Трубку немыслимо долго не поднимали – уже минуты три! Что-то не то, что-то неладное, не похоже это на Алексея. Тревога нарастала. Еще позавчера он пришел с работы приболевшим. Надеялись, что за два выходных подлечится домашними средствами, но, видно, надо было настоять на визите в поликлинику. Из-за его недомогания в воскресенье она вынуждена была сама ехать в город проведать внучек, хотя очень не любила такие поездки. Машину водила хорошо, но предпочитала быть пассажиром. Особенно выматывал ее город – никогда не знаешь, какой ждет впереди «сюрприз» в виде новых дорожных знаков, чаще – запрещающих.
Вернувшись поздно вечером, застала супруга в постели, читающим его любимого Квитка-Основьяненко. Ей показалось, что выглядит он неплохо, хотя и был необычно бледным. Алексей Петрович заверил жену, что ему уже лучше.
Изрядно устав от поездки, коротко поделилась своими впечатлениями, приняв ванну с успокоительными маслами, блаженно заснула, лишь коснувшись головой подушки.
-Да, - наконец-то донеслось из трубки.
Татьяна Сергеевна с трудом узнала голос мужа.
- Что у тебя с голосом? Ты измерял давление?
- Еще нет. Что-то язык разбух, плохо ворочается…

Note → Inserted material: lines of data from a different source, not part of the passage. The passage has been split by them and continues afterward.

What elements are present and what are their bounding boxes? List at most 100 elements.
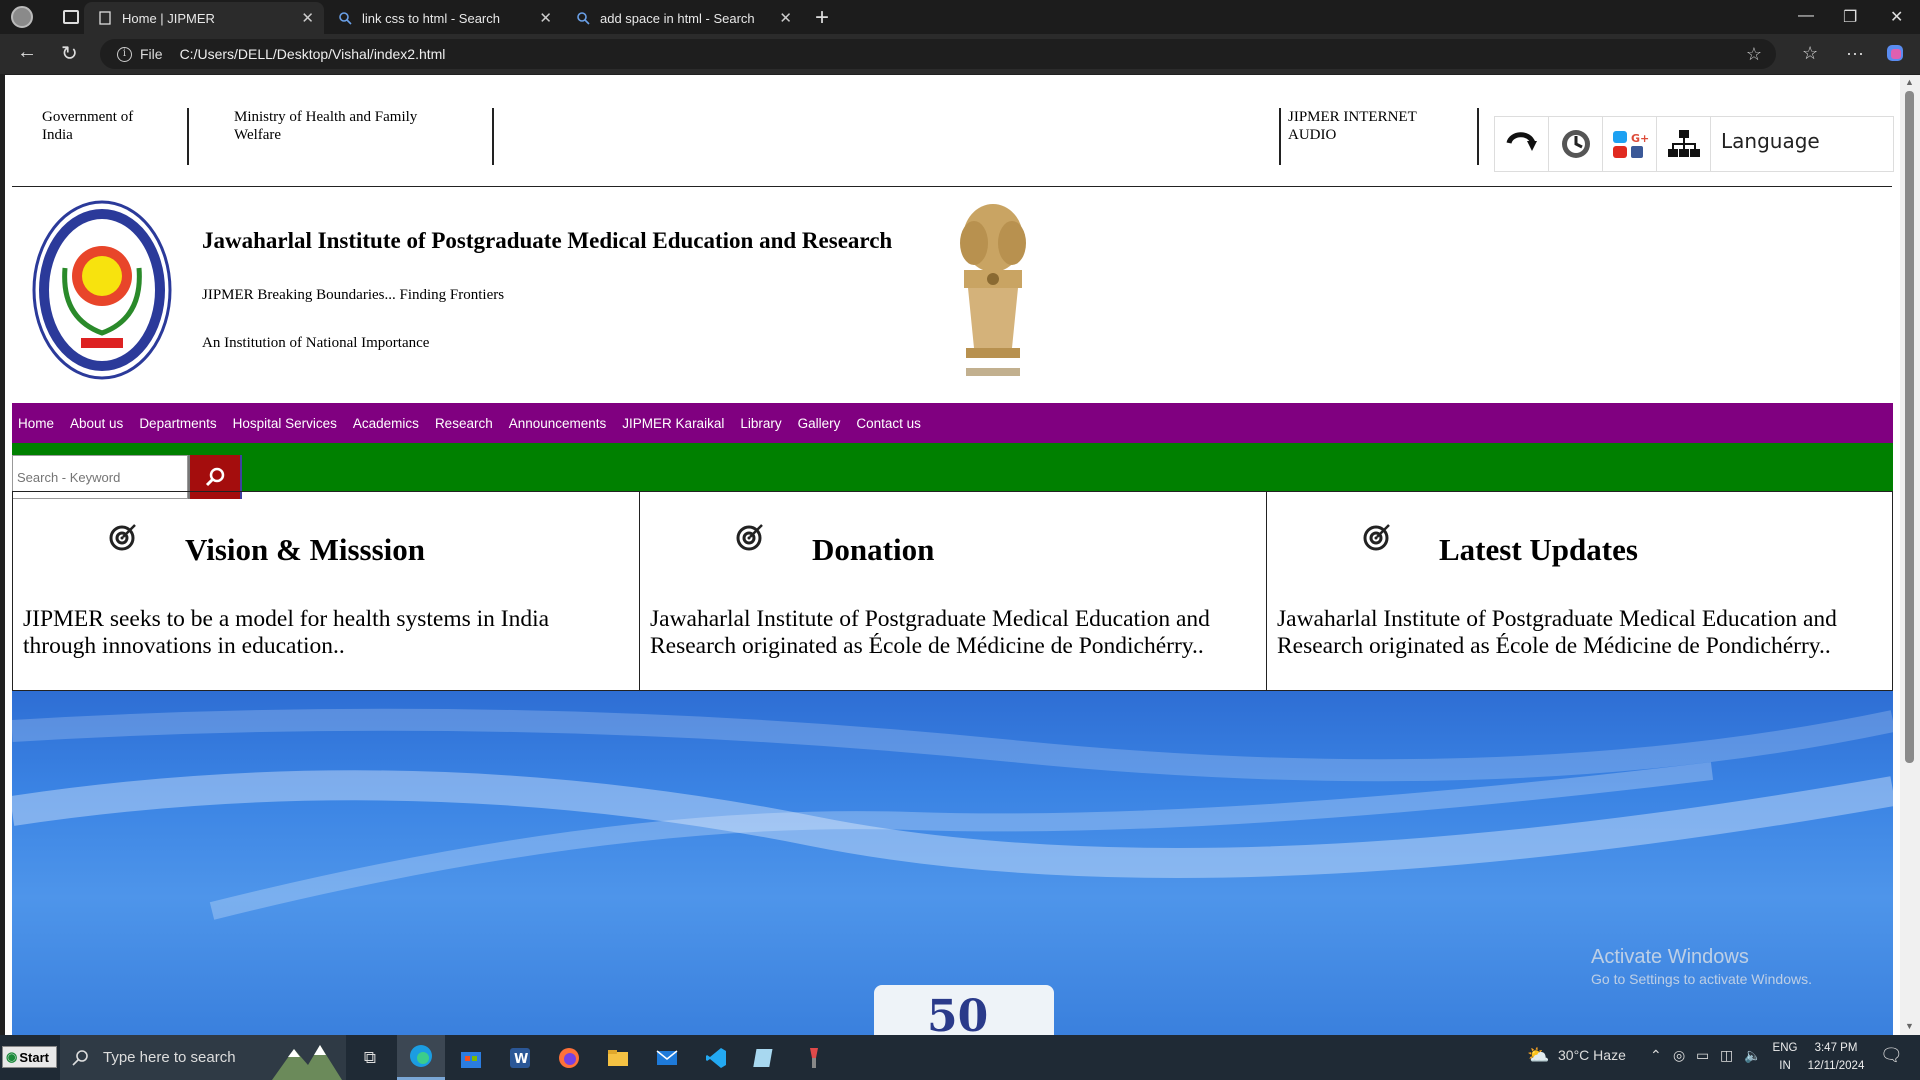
tab-title: Home | JIPMER xyxy=(122,10,215,26)
wifi-icon[interactable]: ◫ xyxy=(1720,1047,1733,1064)
menu-hospital-services[interactable]: Hospital Services xyxy=(233,416,337,431)
search-icon xyxy=(339,12,352,25)
sitemap-icon[interactable] xyxy=(1657,117,1711,171)
address-toolbar: ← ↻ i File C:/Users/DELL/Desktop/Vishal/… xyxy=(0,34,1920,74)
target-icon xyxy=(1363,524,1390,551)
vscode-icon[interactable] xyxy=(692,1035,740,1080)
word-icon[interactable]: W xyxy=(496,1035,544,1080)
accessibility-icon[interactable] xyxy=(1549,117,1603,171)
language-selector[interactable]: Language xyxy=(1721,129,1820,171)
url-text[interactable]: C:/Users/DELL/Desktop/Vishal/index2.html xyxy=(180,46,446,62)
card-title: Vision & Misssion xyxy=(185,532,426,567)
minimize-button[interactable]: — xyxy=(1798,7,1814,25)
meet-now-icon[interactable]: ◎ xyxy=(1673,1047,1685,1064)
internet-audio-link[interactable]: JIPMER INTERNET AUDIO xyxy=(1288,108,1438,144)
divider xyxy=(187,108,189,165)
close-tab-icon[interactable]: ✕ xyxy=(539,9,552,27)
menu-academics[interactable]: Academics xyxy=(353,416,419,431)
search-placeholder: Type here to search xyxy=(103,1049,236,1066)
show-hidden-icons[interactable]: ⌃ xyxy=(1650,1047,1662,1064)
menu-library[interactable]: Library xyxy=(740,416,781,431)
paint-icon[interactable] xyxy=(790,1035,838,1080)
close-tab-icon[interactable]: ✕ xyxy=(301,9,314,27)
scroll-thumb[interactable] xyxy=(1905,91,1914,763)
search-icon xyxy=(72,1049,88,1066)
svg-text:50: 50 xyxy=(927,991,988,1035)
more-options-icon[interactable]: ··· xyxy=(1846,43,1864,64)
gov-of-india-link[interactable]: Government of India xyxy=(42,108,152,144)
menu-departments[interactable]: Departments xyxy=(139,416,216,431)
social-media-icon[interactable]: G+ xyxy=(1603,117,1657,171)
tab-title: add space in html - Search xyxy=(600,10,755,26)
notifications-icon[interactable]: 🗨 xyxy=(1880,1045,1903,1066)
skip-content-icon[interactable] xyxy=(1495,117,1549,171)
language-indicator[interactable]: ENG IN xyxy=(1770,1039,1800,1075)
copilot-icon[interactable] xyxy=(1885,43,1905,63)
restore-button[interactable]: ❐ xyxy=(1843,7,1857,27)
volume-icon[interactable]: 🔈 xyxy=(1744,1047,1761,1064)
refresh-icon[interactable]: ↻ xyxy=(61,41,78,66)
start-button[interactable]: ◉ Start xyxy=(2,1046,57,1068)
card-text: JIPMER seeks to be a model for health sy… xyxy=(23,606,550,659)
address-bar[interactable]: i File C:/Users/DELL/Desktop/Vishal/inde… xyxy=(100,39,1776,69)
favorite-star-icon[interactable]: ☆ xyxy=(1746,44,1762,65)
store-icon[interactable] xyxy=(447,1035,495,1080)
menu-contact-us[interactable]: Contact us xyxy=(856,416,921,431)
search-icon xyxy=(577,12,590,25)
scroll-up-icon[interactable]: ▲ xyxy=(1905,77,1914,87)
tab-search-1[interactable]: link css to html - Search ✕ xyxy=(324,2,562,34)
menu-gallery[interactable]: Gallery xyxy=(798,416,841,431)
menu-research[interactable]: Research xyxy=(435,416,493,431)
menu-announcements[interactable]: Announcements xyxy=(509,416,607,431)
task-view-icon[interactable]: ⧉ xyxy=(346,1035,394,1080)
institute-title: Jawaharlal Institute of Postgraduate Med… xyxy=(202,228,893,253)
svg-text:W: W xyxy=(514,1052,528,1067)
mail-icon[interactable] xyxy=(643,1035,691,1080)
card-text: Jawaharlal Institute of Postgraduate Med… xyxy=(1277,606,1837,659)
file-explorer-icon[interactable] xyxy=(594,1035,642,1080)
notepad-icon[interactable] xyxy=(741,1035,789,1080)
divider xyxy=(1279,108,1281,165)
card-vision-mission: Vision & Misssion JIPMER seeks to be a m… xyxy=(12,492,639,690)
target-icon xyxy=(109,524,136,551)
mountain-icon xyxy=(272,1045,342,1080)
firefox-icon[interactable] xyxy=(545,1035,593,1080)
divider xyxy=(492,108,494,165)
close-tab-icon[interactable]: ✕ xyxy=(779,9,792,27)
edge-browser-icon[interactable] xyxy=(397,1035,445,1080)
favorites-icon[interactable]: ☆ xyxy=(1802,43,1818,64)
info-cards: Vision & Misssion JIPMER seeks to be a m… xyxy=(12,491,1893,691)
scroll-down-icon[interactable]: ▼ xyxy=(1905,1021,1914,1031)
watermark-title: Activate Windows xyxy=(1591,946,1749,968)
web-page: Government of India Ministry of Health a… xyxy=(5,75,1900,1035)
page-scrollbar[interactable]: ▲ ▼ xyxy=(1900,75,1920,1035)
back-icon[interactable]: ← xyxy=(17,41,37,64)
card-text: Jawaharlal Institute of Postgraduate Med… xyxy=(650,606,1210,659)
jipmer-logo xyxy=(32,200,172,380)
close-window-button[interactable]: ✕ xyxy=(1890,7,1903,27)
network-icon[interactable]: ▭ xyxy=(1696,1047,1709,1064)
weather-icon[interactable]: ⛅ xyxy=(1527,1045,1549,1066)
new-tab-button[interactable]: + xyxy=(815,4,829,32)
tab-actions-icon[interactable] xyxy=(63,10,79,24)
windows-taskbar: ◉ Start Type here to search ⧉ W ⛅ 30°C Ha… xyxy=(0,1035,1920,1080)
info-icon[interactable]: i xyxy=(117,46,132,62)
tab-search-2[interactable]: add space in html - Search ✕ xyxy=(562,2,802,34)
menu-about-us[interactable]: About us xyxy=(70,416,123,431)
region-code: IN xyxy=(1779,1060,1791,1072)
tab-home-jipmer[interactable]: Home | JIPMER ✕ xyxy=(84,2,324,34)
tab-title: link css to html - Search xyxy=(362,10,500,26)
activate-windows-watermark: Activate Windows Go to Settings to activ… xyxy=(1591,946,1812,987)
divider xyxy=(1477,108,1479,165)
main-menu: Home About us Departments Hospital Servi… xyxy=(12,403,1893,443)
clock[interactable]: 3:47 PM 12/11/2024 xyxy=(1806,1039,1866,1075)
menu-jipmer-karaikal[interactable]: JIPMER Karaikal xyxy=(622,416,724,431)
weather-text[interactable]: 30°C Haze xyxy=(1558,1047,1626,1063)
profile-avatar[interactable] xyxy=(11,6,33,28)
taskbar-search[interactable]: Type here to search xyxy=(60,1035,346,1080)
ministry-link[interactable]: Ministry of Health and Family Welfare xyxy=(234,108,454,144)
menu-home[interactable]: Home xyxy=(18,416,54,431)
card-title: Donation xyxy=(812,532,935,567)
page-icon xyxy=(99,11,111,25)
clock-time: 3:47 PM xyxy=(1814,1042,1858,1054)
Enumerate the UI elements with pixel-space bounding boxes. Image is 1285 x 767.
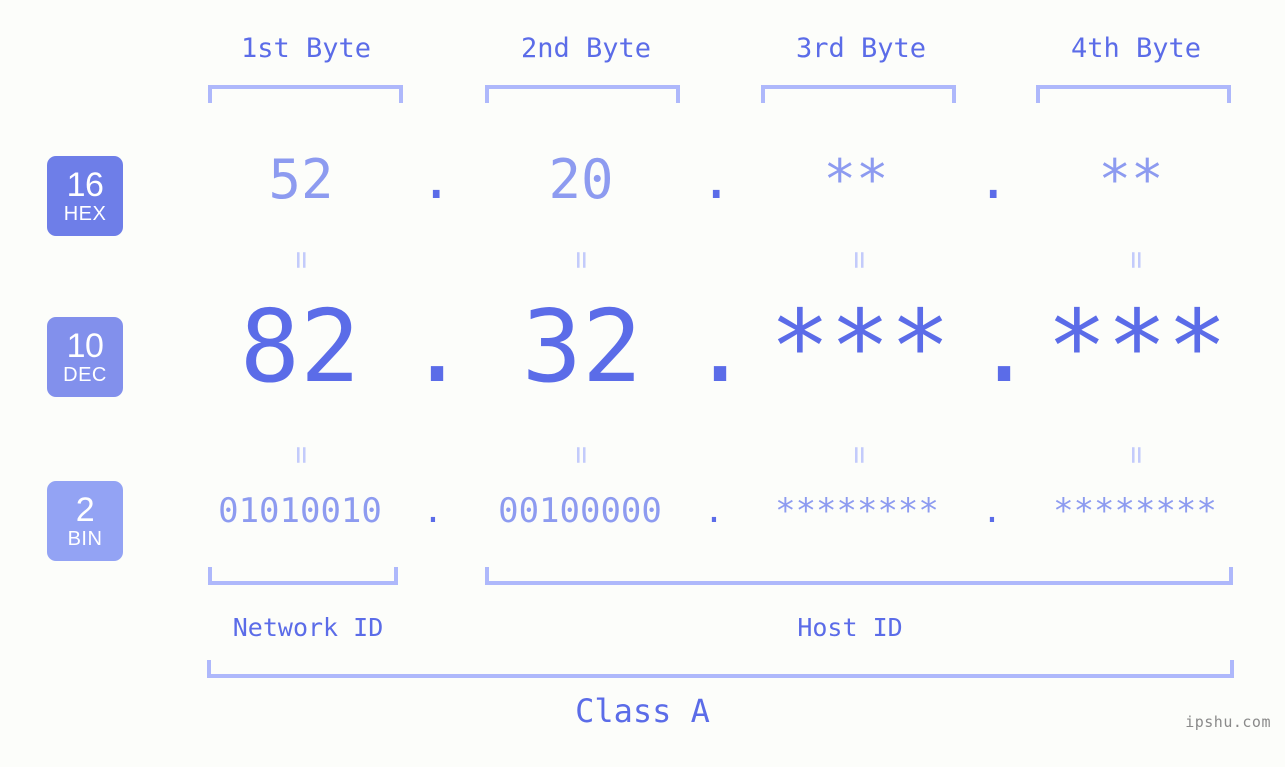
byte-header-4: 4th Byte — [1070, 33, 1202, 64]
equals-connector-hex-dec-3: = — [842, 250, 877, 270]
bin-separator-1: . — [422, 491, 444, 531]
equals-connector-hex-dec-2: = — [564, 250, 599, 270]
hex-separator-1: . — [420, 148, 453, 211]
equals-connector-dec-bin-2: = — [564, 445, 599, 465]
radix-badge-dec: 10 DEC — [47, 317, 123, 397]
equals-connector-hex-dec-1: = — [284, 250, 319, 270]
dec-separator-1: . — [407, 288, 468, 405]
dec-separator-2: . — [690, 288, 751, 405]
radix-badge-bin: 2 BIN — [47, 481, 123, 561]
bin-byte-1: 01010010 — [218, 491, 382, 531]
radix-badge-bin-label: BIN — [67, 528, 103, 550]
radix-badge-hex-number: 16 — [66, 166, 104, 204]
equals-connector-dec-bin-1: = — [284, 445, 319, 465]
dec-byte-4: *** — [1046, 288, 1228, 405]
bin-separator-2: . — [703, 491, 725, 531]
bin-separator-3: . — [981, 491, 1003, 531]
dec-byte-3: *** — [769, 288, 951, 405]
host-id-label: Host ID — [797, 613, 903, 642]
hex-byte-2: 20 — [548, 148, 614, 211]
radix-badge-bin-number: 2 — [75, 491, 95, 529]
equals-connector-dec-bin-3: = — [842, 445, 877, 465]
hex-byte-1: 52 — [268, 148, 334, 211]
byte-header-3: 3rd Byte — [795, 33, 927, 64]
byte-bracket-2 — [485, 85, 680, 103]
byte-bracket-1 — [208, 85, 403, 103]
network-id-bracket — [208, 567, 398, 585]
hex-byte-3: ** — [823, 148, 889, 211]
class-label: Class A — [575, 692, 710, 730]
class-bracket — [207, 660, 1234, 678]
radix-badge-dec-number: 10 — [66, 327, 104, 365]
radix-badge-dec-label: DEC — [63, 364, 107, 386]
bin-byte-3: ******** — [775, 491, 939, 531]
equals-connector-hex-dec-4: = — [1119, 250, 1154, 270]
byte-header-2: 2nd Byte — [520, 33, 652, 64]
bin-byte-2: 00100000 — [498, 491, 662, 531]
dec-byte-1: 82 — [239, 288, 361, 405]
radix-badge-hex-label: HEX — [63, 203, 107, 225]
dec-separator-3: . — [974, 288, 1035, 405]
hex-separator-3: . — [977, 148, 1010, 211]
byte-bracket-3 — [761, 85, 956, 103]
ip-byte-breakdown-diagram: 1st Byte 2nd Byte 3rd Byte 4th Byte 16 H… — [0, 0, 1285, 767]
watermark: ipshu.com — [1185, 713, 1271, 731]
byte-header-1: 1st Byte — [240, 33, 372, 64]
network-id-label: Network ID — [232, 613, 384, 642]
bin-byte-4: ******** — [1053, 491, 1217, 531]
radix-badge-hex: 16 HEX — [47, 156, 123, 236]
hex-separator-2: . — [700, 148, 733, 211]
host-id-bracket — [485, 567, 1233, 585]
dec-byte-2: 32 — [521, 288, 643, 405]
byte-bracket-4 — [1036, 85, 1231, 103]
hex-byte-4: ** — [1098, 148, 1164, 211]
equals-connector-dec-bin-4: = — [1119, 445, 1154, 465]
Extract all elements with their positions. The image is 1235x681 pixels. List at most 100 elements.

-Да, у тебя инсульт! – осенило ее.
Выросшая в семье потомственных врачей, из любопытства еще девчонкой перечитала она многочисленные медицинские справочники, бывшие в доме настольными книгами для родителей и деда с бабушкой, потому неплохо разбиралась в симптомах многих болезней. Близкие долго сокрушались из-за того, что она прервала династию, отдавшую врачеванию людей более 200. Добро, хоть ее дочка надела белый халат, а иначе для стариков «трагедия» оказалась бы непереносимой.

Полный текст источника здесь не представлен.